The theme of self-destruction has a great role throughout the story of Buddy Bolden. It was illustrated in his drinking, his friend Bellocq’s suicide, the physical harm he caused to himself and the constant defiling of the beauty of art described in the quote, “…The making and destroying coming from the same source, same lust, same surgery his brain was capable of.” (pg.55) Bolden was a slave of his drinking and his fears, both sources of his art and his ruin. This self-induced damage is what ultimately leads a life of art and talent to its end in the loneliness of a mental asylum.
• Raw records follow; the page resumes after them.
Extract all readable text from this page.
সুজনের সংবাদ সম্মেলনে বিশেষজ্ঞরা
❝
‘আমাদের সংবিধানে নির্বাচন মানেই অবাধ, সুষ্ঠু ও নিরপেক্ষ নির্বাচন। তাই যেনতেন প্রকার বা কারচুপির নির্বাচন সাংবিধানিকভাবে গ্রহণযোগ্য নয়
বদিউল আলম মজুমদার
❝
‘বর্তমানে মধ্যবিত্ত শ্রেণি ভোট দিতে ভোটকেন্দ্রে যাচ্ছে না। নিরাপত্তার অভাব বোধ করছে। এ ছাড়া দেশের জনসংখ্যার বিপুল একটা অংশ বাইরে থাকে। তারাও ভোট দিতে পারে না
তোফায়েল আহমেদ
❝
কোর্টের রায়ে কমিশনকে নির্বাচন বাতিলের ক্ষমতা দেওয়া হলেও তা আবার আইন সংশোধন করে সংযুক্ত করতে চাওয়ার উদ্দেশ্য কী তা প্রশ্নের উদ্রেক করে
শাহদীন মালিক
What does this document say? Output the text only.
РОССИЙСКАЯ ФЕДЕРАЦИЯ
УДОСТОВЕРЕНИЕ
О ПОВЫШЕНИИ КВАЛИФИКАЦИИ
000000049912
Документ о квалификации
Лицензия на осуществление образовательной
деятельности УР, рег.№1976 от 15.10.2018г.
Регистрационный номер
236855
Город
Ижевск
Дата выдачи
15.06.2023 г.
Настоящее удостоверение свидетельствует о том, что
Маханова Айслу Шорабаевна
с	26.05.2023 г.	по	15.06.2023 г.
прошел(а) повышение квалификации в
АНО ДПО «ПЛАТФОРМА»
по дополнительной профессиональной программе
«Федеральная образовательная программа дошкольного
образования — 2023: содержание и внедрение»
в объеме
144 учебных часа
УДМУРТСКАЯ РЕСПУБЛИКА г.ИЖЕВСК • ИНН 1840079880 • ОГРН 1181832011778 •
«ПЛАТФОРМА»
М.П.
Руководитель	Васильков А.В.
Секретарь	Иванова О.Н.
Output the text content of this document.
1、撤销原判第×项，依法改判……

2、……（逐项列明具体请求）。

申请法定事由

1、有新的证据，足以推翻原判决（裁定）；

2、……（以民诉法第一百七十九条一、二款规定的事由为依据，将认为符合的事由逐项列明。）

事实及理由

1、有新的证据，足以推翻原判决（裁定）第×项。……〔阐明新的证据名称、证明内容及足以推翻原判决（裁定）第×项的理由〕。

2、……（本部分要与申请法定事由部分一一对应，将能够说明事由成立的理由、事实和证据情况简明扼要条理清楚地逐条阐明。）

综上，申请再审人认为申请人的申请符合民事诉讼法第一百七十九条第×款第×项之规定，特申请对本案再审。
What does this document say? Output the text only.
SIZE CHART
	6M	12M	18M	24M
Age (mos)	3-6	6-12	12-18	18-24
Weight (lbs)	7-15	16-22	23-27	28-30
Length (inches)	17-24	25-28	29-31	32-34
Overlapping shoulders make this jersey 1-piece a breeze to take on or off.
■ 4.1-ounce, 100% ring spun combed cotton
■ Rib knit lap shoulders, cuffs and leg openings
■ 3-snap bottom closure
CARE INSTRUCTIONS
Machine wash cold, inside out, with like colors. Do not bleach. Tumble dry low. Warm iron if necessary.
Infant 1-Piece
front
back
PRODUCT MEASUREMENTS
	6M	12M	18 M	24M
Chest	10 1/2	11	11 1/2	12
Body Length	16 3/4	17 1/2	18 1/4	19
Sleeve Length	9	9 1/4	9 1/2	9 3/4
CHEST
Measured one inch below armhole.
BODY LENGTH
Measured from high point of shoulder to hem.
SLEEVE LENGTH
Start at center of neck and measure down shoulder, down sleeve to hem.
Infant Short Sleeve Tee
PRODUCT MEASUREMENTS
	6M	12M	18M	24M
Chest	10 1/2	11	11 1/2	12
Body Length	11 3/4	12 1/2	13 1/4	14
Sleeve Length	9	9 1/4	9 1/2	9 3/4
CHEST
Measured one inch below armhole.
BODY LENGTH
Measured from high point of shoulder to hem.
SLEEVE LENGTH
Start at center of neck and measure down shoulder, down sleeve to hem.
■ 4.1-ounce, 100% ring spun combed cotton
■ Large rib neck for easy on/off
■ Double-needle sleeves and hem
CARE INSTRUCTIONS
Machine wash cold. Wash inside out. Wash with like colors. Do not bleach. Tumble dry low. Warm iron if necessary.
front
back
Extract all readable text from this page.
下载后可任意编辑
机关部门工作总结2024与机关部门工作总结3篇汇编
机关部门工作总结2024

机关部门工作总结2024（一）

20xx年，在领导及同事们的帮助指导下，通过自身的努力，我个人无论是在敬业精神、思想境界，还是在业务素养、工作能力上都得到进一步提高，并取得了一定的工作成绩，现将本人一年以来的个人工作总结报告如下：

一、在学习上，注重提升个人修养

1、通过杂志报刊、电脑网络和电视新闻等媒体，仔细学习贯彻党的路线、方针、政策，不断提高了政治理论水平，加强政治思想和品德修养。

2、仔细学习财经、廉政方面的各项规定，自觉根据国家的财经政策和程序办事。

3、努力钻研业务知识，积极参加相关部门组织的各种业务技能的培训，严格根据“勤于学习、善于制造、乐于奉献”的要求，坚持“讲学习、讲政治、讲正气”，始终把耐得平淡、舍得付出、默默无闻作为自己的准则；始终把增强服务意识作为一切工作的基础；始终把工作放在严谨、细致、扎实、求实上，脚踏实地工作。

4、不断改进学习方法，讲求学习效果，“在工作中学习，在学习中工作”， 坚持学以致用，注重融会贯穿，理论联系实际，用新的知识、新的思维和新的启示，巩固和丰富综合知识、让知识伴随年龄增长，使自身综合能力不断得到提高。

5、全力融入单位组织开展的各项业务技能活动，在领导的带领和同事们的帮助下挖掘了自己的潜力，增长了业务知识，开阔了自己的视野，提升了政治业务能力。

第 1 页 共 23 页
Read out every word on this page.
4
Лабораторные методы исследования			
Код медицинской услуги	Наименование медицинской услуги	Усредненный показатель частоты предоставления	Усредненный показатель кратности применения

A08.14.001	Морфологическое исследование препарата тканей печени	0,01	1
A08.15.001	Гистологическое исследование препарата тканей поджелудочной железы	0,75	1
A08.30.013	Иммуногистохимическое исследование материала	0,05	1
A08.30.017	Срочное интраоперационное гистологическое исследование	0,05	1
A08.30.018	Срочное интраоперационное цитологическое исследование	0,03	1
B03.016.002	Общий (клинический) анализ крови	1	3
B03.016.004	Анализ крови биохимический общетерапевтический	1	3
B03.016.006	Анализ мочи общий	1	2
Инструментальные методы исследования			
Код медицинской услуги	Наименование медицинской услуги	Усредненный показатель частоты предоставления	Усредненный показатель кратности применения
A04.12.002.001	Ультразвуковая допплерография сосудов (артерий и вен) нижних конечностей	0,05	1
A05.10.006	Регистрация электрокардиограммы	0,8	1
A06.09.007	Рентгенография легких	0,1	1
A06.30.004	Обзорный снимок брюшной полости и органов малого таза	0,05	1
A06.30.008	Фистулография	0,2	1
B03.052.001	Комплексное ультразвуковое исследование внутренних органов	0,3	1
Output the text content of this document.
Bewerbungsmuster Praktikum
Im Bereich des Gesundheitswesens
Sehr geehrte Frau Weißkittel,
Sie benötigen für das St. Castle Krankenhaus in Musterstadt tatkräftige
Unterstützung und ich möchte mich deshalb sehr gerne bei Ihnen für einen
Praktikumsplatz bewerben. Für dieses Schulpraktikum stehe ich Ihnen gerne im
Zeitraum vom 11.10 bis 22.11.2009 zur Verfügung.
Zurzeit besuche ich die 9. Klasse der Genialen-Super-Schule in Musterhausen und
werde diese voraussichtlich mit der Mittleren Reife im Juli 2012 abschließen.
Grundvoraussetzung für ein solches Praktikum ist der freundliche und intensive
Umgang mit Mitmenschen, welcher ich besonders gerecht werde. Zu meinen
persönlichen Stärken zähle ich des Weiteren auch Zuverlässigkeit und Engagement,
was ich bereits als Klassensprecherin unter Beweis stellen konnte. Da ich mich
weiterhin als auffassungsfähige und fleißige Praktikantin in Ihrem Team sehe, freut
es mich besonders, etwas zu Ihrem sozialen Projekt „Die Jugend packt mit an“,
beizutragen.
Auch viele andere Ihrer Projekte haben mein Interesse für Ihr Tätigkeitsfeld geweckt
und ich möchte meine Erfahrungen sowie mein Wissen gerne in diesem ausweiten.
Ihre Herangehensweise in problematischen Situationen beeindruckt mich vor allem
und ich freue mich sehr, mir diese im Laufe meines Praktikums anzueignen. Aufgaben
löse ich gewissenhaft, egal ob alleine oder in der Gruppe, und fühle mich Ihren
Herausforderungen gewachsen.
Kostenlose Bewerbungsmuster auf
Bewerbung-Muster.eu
It is near the end, when the narrator reflects walking on Gravier Street, that one is able to see a strong connection between the narrator and the main character. The phrases, “When I read he stood in front of mirrors and attacked himself, there was the shock of memory. For I had done that…” (pg. 133), explicitly proves that the person speaking identifies with Bolden’s suffering and discontent, with his emptiness. The passage communicates Bolden’s lack of satisfaction towards who he was, as it narrates that he stood in front of that mirror “defiling people he did not wish to be.”(pg.133) The quote, “this way he brings his enemy to the surfaceof his skin”, reminds me of the ideas presented by the movie Fight Club. Through pain and destruction the characters of the movie intend to find the truth, perfection, power and, a feeling of aliveness.
Finally, the author’s description of Gravier Street, “the coke signs almost pink”, is an allusion to Bolden’s life and how it ended. The coke signs, bleached by the sun, are only the shadow of what they had been before. The signs, as Bolden, have faded. The color has been drained out of them.